La presidenta electa reconoció, ante el presidente paraguayo, Nicanor Duarte
Frutos, la vigencia de la más antiamericana de las guerras: la que la llamada
Triple Alianza, llevó adelante contra el heroico Paraguay del mariscal Francisco
Solano López.
No han faltado los historiadores que rebautizaran como Triple Infamia a esa
guerra fratricida. A esa guerra en que los ejércitos aliados estaban compuestos
por afrobrasileños, a los que se les prometía quitar las cadenas de la
esclavitud si regresaban con vida, y por argentinos que llegaban a los campos de
reclutamiento acompañados de remitos como aquel conocido de “le mando cien
voluntarios. Devuélvame las maneas.”
Esos gauchos no llegaban maneados por temor a pelear, por cobardía.

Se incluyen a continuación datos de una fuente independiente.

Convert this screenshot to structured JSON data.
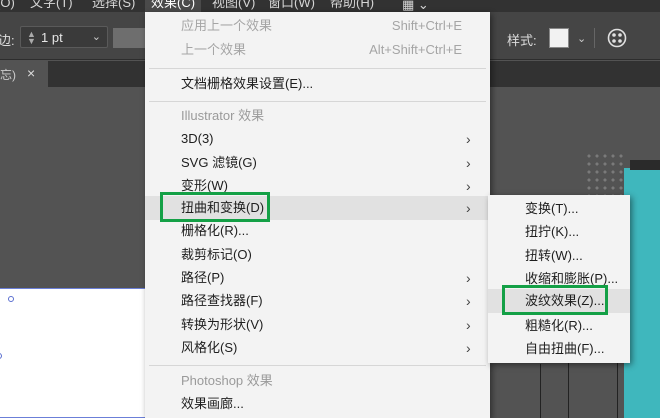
{
  "menubar": {
    "items": [
      {
        "label": "(O)"
      },
      {
        "label": "文字(T)"
      },
      {
        "label": "选择(S)"
      },
      {
        "label": "效果(C)"
      },
      {
        "label": "视图(V)"
      },
      {
        "label": "窗口(W)"
      },
      {
        "label": "帮助(H)"
      }
    ]
  },
  "control_bar": {
    "stroke_label": "边:",
    "stroke_value": "1 pt",
    "style_label": "样式:"
  },
  "tabbar": {
    "tab_name": "忘)",
    "close_glyph": "×"
  },
  "effect_menu": {
    "items": [
      {
        "label": "应用上一个效果",
        "shortcut": "Shift+Ctrl+E"
      },
      {
        "label": "上一个效果",
        "shortcut": "Alt+Shift+Ctrl+E"
      },
      {
        "label": "文档栅格效果设置(E)..."
      },
      {
        "label": "Illustrator 效果"
      },
      {
        "label": "3D(3)"
      },
      {
        "label": "SVG 滤镜(G)"
      },
      {
        "label": "变形(W)"
      },
      {
        "label": "扭曲和变换(D)"
      },
      {
        "label": "栅格化(R)..."
      },
      {
        "label": "裁剪标记(O)"
      },
      {
        "label": "路径(P)"
      },
      {
        "label": "路径查找器(F)"
      },
      {
        "label": "转换为形状(V)"
      },
      {
        "label": "风格化(S)"
      },
      {
        "label": "Photoshop 效果"
      },
      {
        "label": "效果画廊..."
      }
    ],
    "arrow_glyph": "›"
  },
  "distort_submenu": {
    "items": [
      {
        "label": "变换(T)..."
      },
      {
        "label": "扭拧(K)..."
      },
      {
        "label": "扭转(W)..."
      },
      {
        "label": "收缩和膨胀(P)..."
      },
      {
        "label": "波纹效果(Z)..."
      },
      {
        "label": "粗糙化(R)..."
      },
      {
        "label": "自由扭曲(F)..."
      }
    ]
  },
  "colors": {
    "highlight_box": "#14a046",
    "menu_bg": "#f3f3f3",
    "canvas_bg": "#535353",
    "teal_accent": "#3fb7bd"
  }
}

Bien los
expresaba don Ricardo López Jordán al exigir a Urquiza que abandonara la alianza
espuria que lo ataba por los compromisos secretos con el mitrismo y los dineros
públicos recibidos, una vez más, del Imperio esclavista: "Usted nos llama para
combatir al Paraguay. Nunca, general, ese pueblo es nuestro amigo.”
El Paraguay de López había construido el primer ferrocarril, y el primer
telégrafo del continente. Sin embargo, las oligarquías vecinas lo consideraban
un pueblo bárbaro que había que civilizar, alentadas por el Imperio Británico.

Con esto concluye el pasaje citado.